In der visuellen Astronomie waren die Fortschritte nicht so dramatisch, sondern vollzogen sich langsamer und fliessender. Trotzdem ist auch hier natürlich der Trend zu immer grösseren Teleskopen mit besserer optischer Leistung zu beobachten, um immer mehr Details der verschiedenen Himmelsobjekte erkennen zu können. Daneben ist auch hier die Computerisierung zu beobachten, welche es heute ermöglicht, innert kurzer Zeit viele Objekte mit dem Teleskop automatisch anzusteuern und zu beobachten, wogegen früher ein Objekt mittels optischem Sucherteleskop und Sternkarten ausfindig gemacht werden musste.

Durch die Digitalisierung geht allerdings auch viel vom Reiz der visuellen Beobachtung verloren. Man muss die Figuren der Sternbilder und deren Wandel durch die Erdrotation, respektive die Bewegung über die Jahreszeiten aufgrund der Umlaufbahn der Erde um die Sonne, nicht mehr kennen und verstehen, sondern kann nur noch «konsumieren». Der visuellen Astronomie sind allerdings mehr Grenzen gesetzt als der fotografischen. Zum einen steht am Ende immer unser Auge, das an sich ein absolut faszinierendes Wunder der Natur ist, aber eben auch seine Grenzen hat. Und daneben stellen die atmosphärischen Limiten in der visuellen Astronomie mehr Probleme dar als in der Fotografie, wo mittels diverser Tricks der Atmosphäre ein Schnippchen geschlagen werden kann.

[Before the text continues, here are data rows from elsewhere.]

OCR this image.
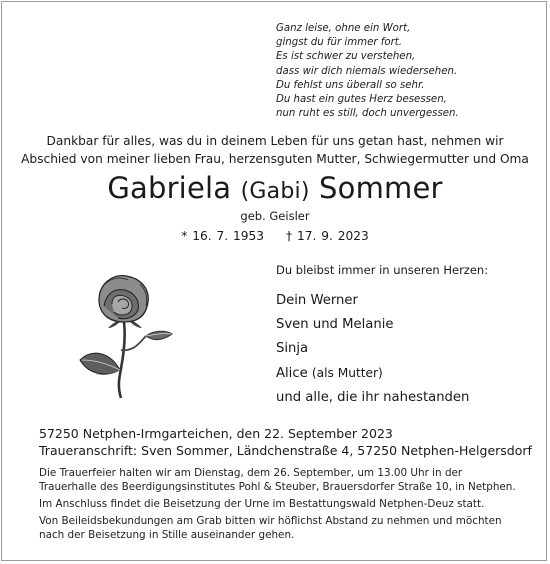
Ganz leise, ohne ein Wort,
gingst du für immer fort.
Es ist schwer zu verstehen,
dass wir dich niemals wiedersehen.
Du fehlst uns überall so sehr.
Du hast ein gutes Herz besessen,
nun ruht es still, doch unvergessen.
Dankbar für alles, was du in deinem Leben für uns getan hast, nehmen wir
Abschied von meiner lieben Frau, herzensguten Mutter, Schwiegermutter und Oma
Gabriela (Gabi) Sommer
geb. Geisler
* 16. 7. 1953 † 17. 9. 2023
Du bleibst immer in unseren Herzen:
Dein Werner
Sven und Melanie
Sinja
Alice (als Mutter)
und alle, die ihr nahestanden
57250 Netphen-Irmgarteichen, den 22. September 2023
Traueranschrift: Sven Sommer, Ländchenstraße 4, 57250 Netphen-Helgersdorf

Die Trauerfeier halten wir am Dienstag, dem 26. September, um 13.00 Uhr in der Trauerhalle des Beerdigungsinstitutes Pohl & Steuber, Brauersdorfer Straße 10, in Netphen.

Im Anschluss findet die Beisetzung der Urne im Bestattungswald Netphen-Deuz statt.

Von Beileidsbekundungen am Grab bitten wir höflichst Abstand zu nehmen und möchten nach der Beisetzung in Stille auseinander gehen.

Marcel Süssli mit einem Teil seiner Ausrüstung für die Astrofotografie-Aufnahmen (Foto: Marcel Süssli).
Marcel Süssli mit einem Teil seiner Ausrüstung für die Astrofotografie-Aufnahmen (Foto: Marcel Süssli).

Dueblin: Wann haben Sie sich das erste Mal mit den Sternen auseinandergesetzt? Wie kam es zum Entscheid, einen grossen Teil Ihrer Freizeit und erhebliche finanzielle Ressourcen für die Astrofotografie zu verwenden?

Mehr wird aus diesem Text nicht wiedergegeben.